The HSC levy’s impact on payroll for employers
Beyond cash flow concerns, which are detailed below, the main considerations for employers relate to ensuring payroll software is configured in time for the coming changes – including updating, if required.
As of April 2022, you should check that the NI contribution categories and tables within the software are updated with the new rates, as discussed above.
And then, in April 2023, these should be reverted to the existing NI rates.
As of April 2023, you should ensure the new HSC Levy is applied to salaries as and where appropriate.
Because the addition of this third type of tax is a significant change in how payrolls are handled, your payroll software may need a feature update to handle it.
Cloud payroll software will almost certainly be updated in time, but if you rely on older desktop-based software then you may need to apply a patch, or even upgrade to a newer version.
HSC levy’s cash flow considerations for employers
Depending on your business, you will probably find most employees are eligible for the HSC levy, it can be considered an effective 1.25% increase in payroll costs for most businesses.
Associated costs might include the following:
- Reconfiguring, updating or upgrading payroll software. This can be done in-house, in which case staff time and training may need to be budgeted for, or it might require the help of an outside agency.
- Potential pay increases to absorb the cost of the 1.25% reduction in salaries. However, as we discuss later, there are potentially other ways to mitigate the impact from an employee perspective. Pay reviews can be moved closer to the April 2022 introduction date to help manage the introduction of the levy and its impact.
- Communication and education among the workforce. This might include communication with offsite employees or mobile workers. All communications should be timely and, to ensure coverage, may have to be by more traditional methods such as post, which is significantly more expensive compared to electronic communications.
- Internationally mobile workers present technically challenging issues. Assignment costs should be monitored where individuals are subject to UK NICs – that is, where in-bounds are unable to remain in their home country social security system, or out-bounds remain within NIC while working overseas. It should be decided sooner rather than later whether and how assignment policies can be amended to best manage the social security costs.
What the HSC levy means for employees
Applying the HSC levy means an effective 1.25% cut in take-home pay for employees it applies to. Businesses may consider folding this consideration into annual pay reviews.

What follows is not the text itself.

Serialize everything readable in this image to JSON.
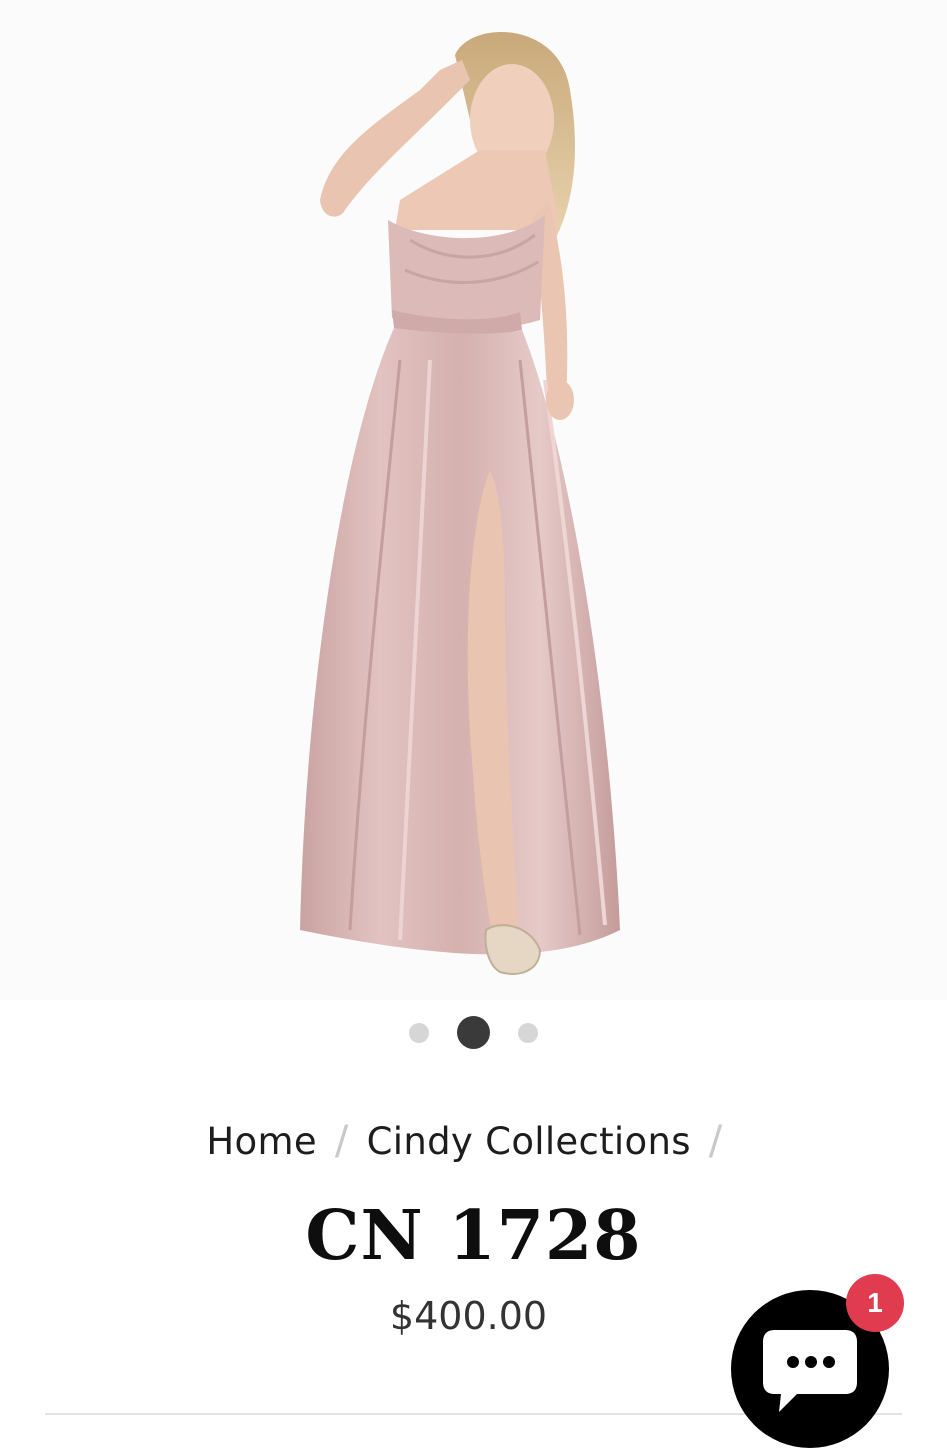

To help employees understand that the levy is something not within the control of the business, consider empowering employees to gain a greater knowledge of their salary by offering tools such as mobile apps.
These also allow employees to take control over their working hours, absences, and more.

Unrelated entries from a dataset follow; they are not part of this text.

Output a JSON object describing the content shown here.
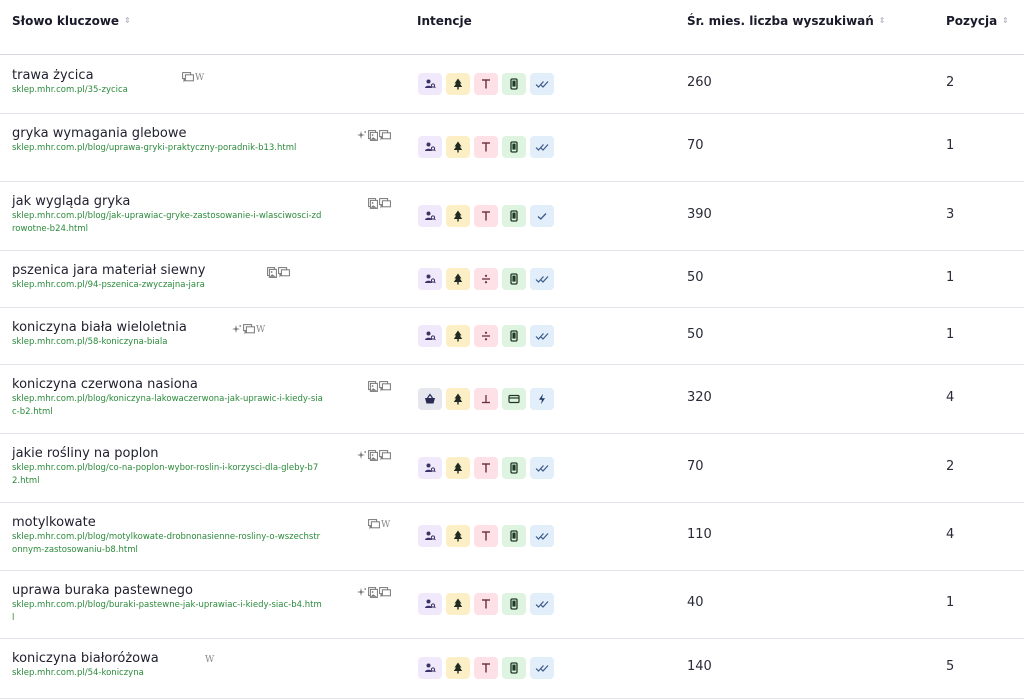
{
  "header": {
    "keyword": "Słowo kluczowe",
    "intent": "Intencje",
    "volume": "Śr. mies. liczba wyszukiwań",
    "position": "Pozycja"
  },
  "sort_glyph": "⇕",
  "colors": {
    "url_green": "#2a8a3a",
    "chip_purple": "#efe9fb",
    "chip_yellow": "#fdefc5",
    "chip_pink": "#fde1e6",
    "chip_green": "#dff3e1",
    "chip_blue": "#e3eefb",
    "chip_navy": "#e6e6ef"
  },
  "rows": [
    {
      "keyword": "trawa życica",
      "url": "sklep.mhr.com.pl/35-zycica",
      "features": [
        "reviews-icon",
        "wikipedia-icon"
      ],
      "intents": [
        "people-icon",
        "tree-icon",
        "text-icon",
        "mobile-icon",
        "double-check-icon"
      ],
      "volume": "260",
      "position": "2"
    },
    {
      "keyword": "gryka wymagania glebowe",
      "url": "sklep.mhr.com.pl/blog/uprawa-gryki-praktyczny-poradnik-b13.html",
      "features": [
        "ai-overview-icon",
        "image-icon",
        "reviews-icon"
      ],
      "intents": [
        "people-icon",
        "tree-icon",
        "text-icon",
        "mobile-icon",
        "double-check-icon"
      ],
      "volume": "70",
      "position": "1"
    },
    {
      "keyword": "jak wygląda gryka",
      "url": "sklep.mhr.com.pl/blog/jak-uprawiac-gryke-zastosowanie-i-wlasciwosci-zdrowotne-b24.html",
      "features": [
        "image-icon",
        "reviews-icon"
      ],
      "intents": [
        "people-icon",
        "tree-icon",
        "text-icon",
        "mobile-icon",
        "check-icon"
      ],
      "volume": "390",
      "position": "3"
    },
    {
      "keyword": "pszenica jara materiał siewny",
      "url": "sklep.mhr.com.pl/94-pszenica-zwyczajna-jara",
      "features": [
        "image-icon",
        "reviews-icon"
      ],
      "intents": [
        "people-icon",
        "tree-icon",
        "divide-icon",
        "mobile-icon",
        "double-check-icon"
      ],
      "volume": "50",
      "position": "1"
    },
    {
      "keyword": "koniczyna biała wieloletnia",
      "url": "sklep.mhr.com.pl/58-koniczyna-biala",
      "features": [
        "ai-overview-icon",
        "reviews-icon",
        "wikipedia-icon"
      ],
      "intents": [
        "people-icon",
        "tree-icon",
        "divide-icon",
        "mobile-icon",
        "double-check-icon"
      ],
      "volume": "50",
      "position": "1"
    },
    {
      "keyword": "koniczyna czerwona nasiona",
      "url": "sklep.mhr.com.pl/blog/koniczyna-lakowaczerwona-jak-uprawic-i-kiedy-siac-b2.html",
      "features": [
        "image-icon",
        "reviews-icon"
      ],
      "intents": [
        "basket-icon",
        "tree-icon",
        "bottom-icon",
        "card-icon",
        "bolt-icon"
      ],
      "volume": "320",
      "position": "4"
    },
    {
      "keyword": "jakie rośliny na poplon",
      "url": "sklep.mhr.com.pl/blog/co-na-poplon-wybor-roslin-i-korzysci-dla-gleby-b72.html",
      "features": [
        "ai-overview-icon",
        "image-icon",
        "reviews-icon"
      ],
      "intents": [
        "people-icon",
        "tree-icon",
        "text-icon",
        "mobile-icon",
        "double-check-icon"
      ],
      "volume": "70",
      "position": "2"
    },
    {
      "keyword": "motylkowate",
      "url": "sklep.mhr.com.pl/blog/motylkowate-drobnonasienne-rosliny-o-wszechstronnym-zastosowaniu-b8.html",
      "features": [
        "reviews-icon",
        "wikipedia-icon"
      ],
      "intents": [
        "people-icon",
        "tree-icon",
        "text-icon",
        "mobile-icon",
        "double-check-icon"
      ],
      "volume": "110",
      "position": "4"
    },
    {
      "keyword": "uprawa buraka pastewnego",
      "url": "sklep.mhr.com.pl/blog/buraki-pastewne-jak-uprawiac-i-kiedy-siac-b4.html",
      "features": [
        "ai-overview-icon",
        "image-icon",
        "reviews-icon"
      ],
      "intents": [
        "people-icon",
        "tree-icon",
        "text-icon",
        "mobile-icon",
        "double-check-icon"
      ],
      "volume": "40",
      "position": "1"
    },
    {
      "keyword": "koniczyna białoróżowa",
      "url": "sklep.mhr.com.pl/54-koniczyna",
      "features": [
        "wikipedia-icon"
      ],
      "intents": [
        "people-icon",
        "tree-icon",
        "text-icon",
        "mobile-icon",
        "double-check-icon"
      ],
      "volume": "140",
      "position": "5"
    }
  ]
}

Communication should be planned for periods leading up to the introduction of the levy, aiming to educate about why the levy was introduced, and what purpose it serves. There will be a tendency to blame the business for the decrease in salary, and basic education can combat this.
Additionally, to soften the blow, businesses may consider focusing on salary sacrifice schemes.
Many employers already offer pension contributions by this method but schemes such as bikes for work and training can be ways to reduce taxable pay, and therefore reducing the HSC levy’s impact on wages while delivering a desirable non-cash benefit.
Not all salary sacrifice offerings can be used to reduce taxable pay, though.
Final thoughts on the health and social care levy
The HSC levy comes at a time for businesses who, in April 2023, might find themselves also having to deal with a scheduled increase in corporation tax that was announced earlier this year.
The time between now and the introduction of the levy — both in 2022 and 2023 – provide some time to look at your business structurally and prepare for increased demands on your salary.
The other side of the coin, providing for your employees, also needs to be addressed ahead of time so that there can be no confusion or surprises.